Arguably, Hyper-V for ARM64 should have optimized for consistency with
the ARM64 community rather with the existing x86 implementation and
existing guest code in Windows. But at this point, it is what it is,
and the Hyper-V clocks do solve problems like migration that aren’t
addressed in ARM64 until v8.4 of the architecture with the addition of
the counter hardware scaling feature. Hyper-V doesn’t currently map the
ARM arch timer interrupts into guest VMs, so we need to use the existing
Hyper-V clocks and the common code that already exists.
Does the above answer your question?
Regards,
Boqun
> > So just to be clear, your suggestion is
> >
> > 1) Hyper-V guest on ARM64 should use arch_timer as clocksource and vDSO
> > will just work.
> >
> > or
> >
> > 2) Even though arch_timer is not used as the clocksource, we can still
> > use it for vDSO.
> >
> > ?
> >
>
> Option #1 would be the preferred solution, unless there is a good reason against.
>
> > Regards,
> > Boqun
> >
>
> --
> Regards,
> Vincenzo
On 2020-01-28 05:58, Boqun Feng wrote:
> On Fri, Jan 24, 2020 at 10:24:44AM +0000, Vincenzo Frascino wrote:
>> Hi Boqun Feng,
>>
>> On 24/01/2020 06:32, Boqun Feng wrote:
>> > Hi Vincenzo,
>> >
>>
>> [...]
>>
>> >>
>> >> I had a look to your patches and overall, I could not understand why we can't
>> >> use the arch_timer to do the same things you are doing with the one you
>> >> introduced in this series. What confuses me is that KVM works just fine with the
>> >> arch_timer which was designed with virtualization in mind. Why do we need
>> >> another one? Could you please explain?
>> >>
>> >
>> > Please note that the guest VM on Hyper-V for ARM64 doesn't use
>> > arch_timer as the clocksource. See:
>> >
>> > https://lore.kernel.org/linux-arm-kernel/[email protected]/
>> >
>> > , ACPI_SIG_GTDT is used for setting up Hyper-V synthetic clocksource
>> > and other initialization work.
>> >
>>
>> I had a look a look at it and my question stands, why do we need
>> another timer
>> on arm64?
>>
>
> Sorry for the late response. It's weekend and Chinese New Year, so I
> got
> to spend some time making (and mostly eating) dumplings ;-)
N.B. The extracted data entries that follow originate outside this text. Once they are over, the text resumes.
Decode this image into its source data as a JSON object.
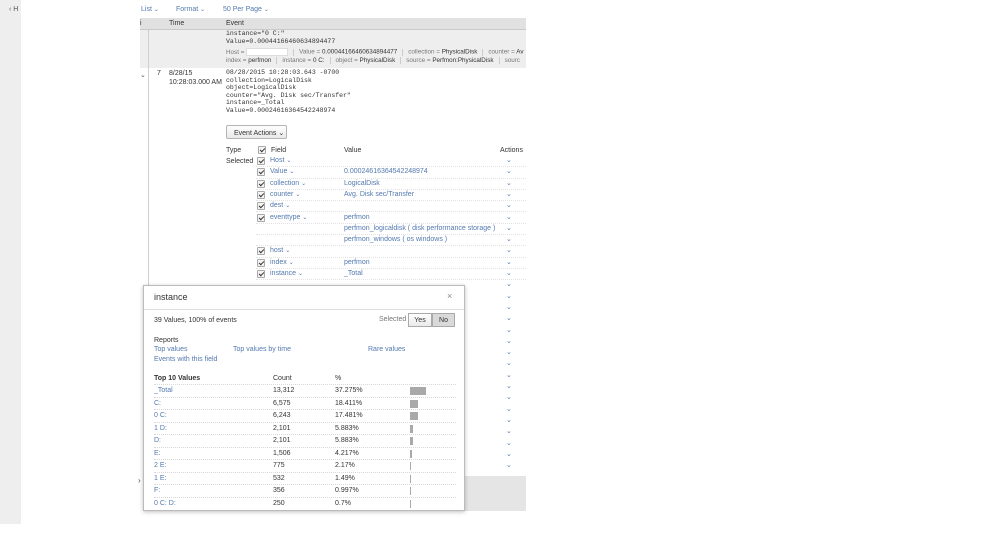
{
  "nav": {
    "back_label": "H"
  },
  "toolbar": {
    "list": "List",
    "format": "Format",
    "per_page": "50 Per Page",
    "caret": "⌄"
  },
  "columns": {
    "index": "i",
    "time": "Time",
    "event": "Event"
  },
  "prev_event": {
    "raw": "instance=\"0 C:\"\nValue=0.00044166460634894477",
    "line1": [
      {
        "k": "Host = ",
        "v": ""
      },
      {
        "k": "Value = ",
        "v": "0.00044166460634894477"
      },
      {
        "k": "collection = ",
        "v": "PhysicalDisk"
      },
      {
        "k": "counter = ",
        "v": "Av"
      }
    ],
    "line2": [
      {
        "k": "index = ",
        "v": "perfmon"
      },
      {
        "k": "instance = ",
        "v": "0 C:"
      },
      {
        "k": "object = ",
        "v": "PhysicalDisk"
      },
      {
        "k": "source = ",
        "v": "Perfmon:PhysicalDisk"
      },
      {
        "k": "sourc",
        "v": ""
      }
    ]
  },
  "event": {
    "toggle": "⌄",
    "number": "7",
    "date": "8/28/15",
    "time": "10:28:03.000 AM",
    "raw": "08/28/2015 10:28:03.643 -0700\ncollection=LogicalDisk\nobject=LogicalDisk\ncounter=\"Avg. Disk sec/Transfer\"\ninstance=_Total\nValue=0.00024616364542248974",
    "actions_button": "Event Actions ⌄"
  },
  "fields_table": {
    "type_header": "Type",
    "field_header": "Field",
    "value_header": "Value",
    "actions_header": "Actions",
    "selected_label": "Selected",
    "action_caret": "⌄",
    "rows": [
      {
        "checked": true,
        "name": "Host",
        "value": ""
      },
      {
        "checked": true,
        "name": "Value",
        "value": "0.00024616364542248974"
      },
      {
        "checked": true,
        "name": "collection",
        "value": "LogicalDisk"
      },
      {
        "checked": true,
        "name": "counter",
        "value": "Avg. Disk sec/Transfer"
      },
      {
        "checked": true,
        "name": "dest",
        "value": ""
      },
      {
        "checked": true,
        "name": "eventtype",
        "value": "perfmon"
      },
      {
        "checked": false,
        "name": "",
        "value": "perfmon_logicaldisk  ( disk  performance  storage )"
      },
      {
        "checked": false,
        "name": "",
        "value": "perfmon_windows  ( os   windows )"
      },
      {
        "checked": true,
        "name": "host",
        "value": ""
      },
      {
        "checked": true,
        "name": "index",
        "value": "perfmon"
      },
      {
        "checked": true,
        "name": "instance",
        "value": "_Total"
      }
    ]
  },
  "popup": {
    "title": "instance",
    "close": "×",
    "summary": "39 Values, 100% of events",
    "selected_label": "Selected",
    "yes": "Yes",
    "no": "No",
    "reports_heading": "Reports",
    "top_values": "Top values",
    "top_values_by_time": "Top values by time",
    "rare_values": "Rare values",
    "events_with_field": "Events with this field",
    "top10_heading": "Top 10 Values",
    "count_heading": "Count",
    "pct_heading": "%",
    "values": [
      {
        "name": "_Total",
        "count": "13,312",
        "pct": "37.275%",
        "fraction": 0.37275
      },
      {
        "name": "C:",
        "count": "6,575",
        "pct": "18.411%",
        "fraction": 0.18411
      },
      {
        "name": "0 C:",
        "count": "6,243",
        "pct": "17.481%",
        "fraction": 0.17481
      },
      {
        "name": "1 D:",
        "count": "2,101",
        "pct": "5.883%",
        "fraction": 0.05883
      },
      {
        "name": "D:",
        "count": "2,101",
        "pct": "5.883%",
        "fraction": 0.05883
      },
      {
        "name": "E:",
        "count": "1,506",
        "pct": "4.217%",
        "fraction": 0.04217
      },
      {
        "name": "2 E:",
        "count": "775",
        "pct": "2.17%",
        "fraction": 0.0217
      },
      {
        "name": "1 E:",
        "count": "532",
        "pct": "1.49%",
        "fraction": 0.0149
      },
      {
        "name": "F:",
        "count": "356",
        "pct": "0.997%",
        "fraction": 0.00997
      },
      {
        "name": "0 C: D:",
        "count": "250",
        "pct": "0.7%",
        "fraction": 0.007
      }
    ]
  }
}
And you haven't been sharing! ;-)
> After discussion with Michael, here is some explanation why we need
> another timer:
>
> The synthetic clocks that Hyper-V presents in a guest VM were
> originally
> created for the x86 architecture. They provide a level of abstraction
> that solves problems like continuity across live migrations where the
> hardware clock (i.e., TSC in the case x86) frequency may be different
> across the migration. When Hyper-V was brought to ARM64, this
> abstraction was maintained to provide consistency across the x86 and
> ARM64 architectures, and for both Windows and Linux guest VMs. The
> core Linux code for the Hyper-V clocks (in
> drivers/clocksource/hyperv_timer.c) is architecture neutral and works
> on
> both x86 and ARM64. As you can see, this part is done in Michael's
> patchset.
>
> Arguably, Hyper-V for ARM64 should have optimized for consistency with
> the ARM64 community rather with the existing x86 implementation and
> existing guest code in Windows. But at this point, it is what it is,
> and the Hyper-V clocks do solve problems like migration that aren’t
> addressed in ARM64 until v8.4 of the architecture with the addition of
> the counter hardware scaling feature. Hyper-V doesn’t currently map the
> ARM arch timer interrupts into guest VMs, so we need to use the
> existing
> Hyper-V clocks and the common code that already exists.
The migration thing is a bit of a red herring. Do you really anticipate
VM migration across systems that have their timers running at different
frequencies *today*? And even if you did, there are ways to deal with it
with the arch timers (patches to that effect were posted on the list,
and
there was even a bit of an ARM spec for it).
I find it odd to try and make arm64 "just another x86", while the
architecture
gives you most of what you need already. I guess I'm tainted.
Thanks,
M.
--
Who you jivin' with that Cosmik Debris?